If Mingo would sign for such a low annual salary over two years, then you could reasonably assume that he’d accept a one-year deal at roughly 110-120% of the same annual value (this is my “guesstimate number” for contracts). It would even behoove Mingo to do so, because at this stage in his career, he’s likely still looking for one big cash in rather than just one more year of team control going to the franchise he signs with; because deals are the way they are, Mingo has almost no security for 2019 if he doesn’t perform well, but if he does, then the Seahawks get to keep him for a bargain price, just like they did with Cliff Avril in 2014 after he signed a modest two-year deal in 2013.

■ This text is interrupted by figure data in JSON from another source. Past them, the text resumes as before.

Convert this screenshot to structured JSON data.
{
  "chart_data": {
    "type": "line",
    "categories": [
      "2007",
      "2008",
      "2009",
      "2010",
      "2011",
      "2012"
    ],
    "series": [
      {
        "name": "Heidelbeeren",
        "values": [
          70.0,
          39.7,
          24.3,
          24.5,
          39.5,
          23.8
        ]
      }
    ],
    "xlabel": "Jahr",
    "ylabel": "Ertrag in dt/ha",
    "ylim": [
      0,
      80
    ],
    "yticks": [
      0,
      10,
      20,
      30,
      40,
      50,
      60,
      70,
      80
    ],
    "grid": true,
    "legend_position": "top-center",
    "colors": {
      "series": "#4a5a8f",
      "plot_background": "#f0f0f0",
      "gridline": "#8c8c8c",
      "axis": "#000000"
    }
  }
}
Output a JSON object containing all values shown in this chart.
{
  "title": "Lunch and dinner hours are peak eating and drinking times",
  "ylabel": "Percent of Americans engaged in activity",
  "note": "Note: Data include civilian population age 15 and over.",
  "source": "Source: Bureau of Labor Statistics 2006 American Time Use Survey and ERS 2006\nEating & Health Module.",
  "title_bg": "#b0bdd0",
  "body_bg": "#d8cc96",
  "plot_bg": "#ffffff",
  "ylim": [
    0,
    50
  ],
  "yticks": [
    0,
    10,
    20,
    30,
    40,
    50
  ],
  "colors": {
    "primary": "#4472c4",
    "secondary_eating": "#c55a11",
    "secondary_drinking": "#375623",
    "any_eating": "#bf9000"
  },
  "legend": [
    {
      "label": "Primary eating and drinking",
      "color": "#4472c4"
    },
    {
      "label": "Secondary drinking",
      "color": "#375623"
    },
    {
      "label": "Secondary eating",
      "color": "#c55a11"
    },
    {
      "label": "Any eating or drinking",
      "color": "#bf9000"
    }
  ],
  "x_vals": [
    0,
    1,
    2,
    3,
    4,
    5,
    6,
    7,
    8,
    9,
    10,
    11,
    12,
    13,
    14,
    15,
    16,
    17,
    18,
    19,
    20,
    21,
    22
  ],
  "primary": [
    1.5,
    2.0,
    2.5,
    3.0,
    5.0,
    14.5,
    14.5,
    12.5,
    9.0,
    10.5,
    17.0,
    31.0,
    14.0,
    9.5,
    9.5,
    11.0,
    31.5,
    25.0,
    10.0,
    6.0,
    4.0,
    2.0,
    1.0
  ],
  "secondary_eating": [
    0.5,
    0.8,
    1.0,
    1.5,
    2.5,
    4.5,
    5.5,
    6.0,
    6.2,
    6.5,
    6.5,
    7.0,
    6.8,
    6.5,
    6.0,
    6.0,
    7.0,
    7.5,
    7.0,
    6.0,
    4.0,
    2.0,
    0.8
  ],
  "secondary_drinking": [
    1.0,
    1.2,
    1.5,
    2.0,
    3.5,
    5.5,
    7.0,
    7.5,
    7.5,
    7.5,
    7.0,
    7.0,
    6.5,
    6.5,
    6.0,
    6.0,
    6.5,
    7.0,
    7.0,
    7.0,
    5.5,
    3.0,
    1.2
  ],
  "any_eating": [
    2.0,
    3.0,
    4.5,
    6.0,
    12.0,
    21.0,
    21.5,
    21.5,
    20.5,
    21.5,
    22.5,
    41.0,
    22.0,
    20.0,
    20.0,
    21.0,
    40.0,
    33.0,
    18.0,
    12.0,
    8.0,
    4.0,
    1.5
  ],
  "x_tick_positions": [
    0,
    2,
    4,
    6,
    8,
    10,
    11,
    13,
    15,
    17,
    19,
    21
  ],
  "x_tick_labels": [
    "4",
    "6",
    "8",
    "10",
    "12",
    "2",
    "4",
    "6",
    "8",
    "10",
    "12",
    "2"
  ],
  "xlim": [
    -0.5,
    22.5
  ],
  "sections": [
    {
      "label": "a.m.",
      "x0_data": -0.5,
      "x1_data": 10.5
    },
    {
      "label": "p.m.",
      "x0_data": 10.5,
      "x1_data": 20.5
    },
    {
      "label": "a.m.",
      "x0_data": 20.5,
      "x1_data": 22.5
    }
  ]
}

It seems to me then that the two years on the contract was Pete and John’s request, not Mingo’s.

They didn’t go two years on McDougald. Or Lacy. Or Joeckel. Or Smith. Some of whom have shockingly remarkable career trajectories to Mingo(2013 draft, first or second rounders, disappointments, lack of productivity but with some impossible-to-ignore upside in their backgrounds). You can get a bit more info on that from our Mingo-signing announcement. In 2017, Mingo signed a one-year, $2.5 million deal with the Colts, was unremarkable, then signed for two years? Why? How?

Mingo did finish strong, recording four tackles and a sack in Week 15 (with 12 special teams snaps), then seven tackles and a sack in Week 16 (with 11 special teams snaps). Overall, he seemed to take to special teams and turned into a regular on Indy’s defense, for better or worse. In Seattle’s defense, who knows where he’ll eventually end up,

but this is him:

6’4, 241 lbs, 4.58 40-yard dash, 37” vertical, 6.84 3-cone drill

and this is Chris Clemons:

6’3, 236 lbs, 4.68 40-yard dash, 35” vertical

and this is Bruce Irvin:

6’3, 245 lbs, 4.50 40-yard dash, 33.5” vertical, 6.70 3-cone drill

and this is Cliff Avril:

6’3, 252 lbs, 6.9 3-cone drill

He’s not Frank Clark (271 lbs), but he is comparable to Clemons and Irvin, and a Leo position doesn’t seem out of the question. In fact he was asked about that prior to the 2013 draft:

Q: Could you play the Leo end spot that the Seahawks and Jaguars use?

A: “I think I can. It’s pretty much playing defensive end in college, the same position. They’re closely related and not really any different.”

So perhaps in their minds he has the potential to be the next Clemons (who was 29 when he broke out in Seattle’s defensive system as a Leo, compared to Mingo, who turns 28 in October) and that it’s not too late for them to turnaround the former sixth overall pick’s fortunes ... and that if they do so, they won’t have to worry about losing Mingo in 2019 or having to pay him an $8-$10 million salary because he’s suddenly a former top-10 pick, who is under 30, and now has a good year under his belt.

It may sound farfetched today, but this is the same person who was compared to DeMarcus Ware coming out of college, and we all just witnessed Donte Moncrief pull in a salary worth up to $9.6 million for next season. Was Moncrief more valuable to the Colts last season than Mingo was?

Then again, of course Mingo might not do well enough to make it to year two at all. Seattle also once made the mistake of giving J’Marcus Webb a two-year, $5.75 million contract, and he didn’t even get to the end of the first season. Perhaps his closest NFL draft comp in the last five years, at least as far as measurables go, is former undrafted free agent signing Jackson Jeffcoat:

6’3, 247 lbs, 4.63 40-yard dash, 36” vertical, 6.97 3-cone drill.

Physically, the two are practically a one-to-one. They also both have 33+” arms and 9 5/8” hands. But Jeffcoat didn’t even get drafted, and teams did not have that same desire to keep giving him second chances, as they do Mingo. Jeffcoat didn’t make the Seahawks, and most recently he’s played in the CFL.

So that’s also a possible outcome: That physically speaking, you need more than measurables. Does Mingo have that? I don’t know.

But I think the two-year deal implies that the Seahawks think he does.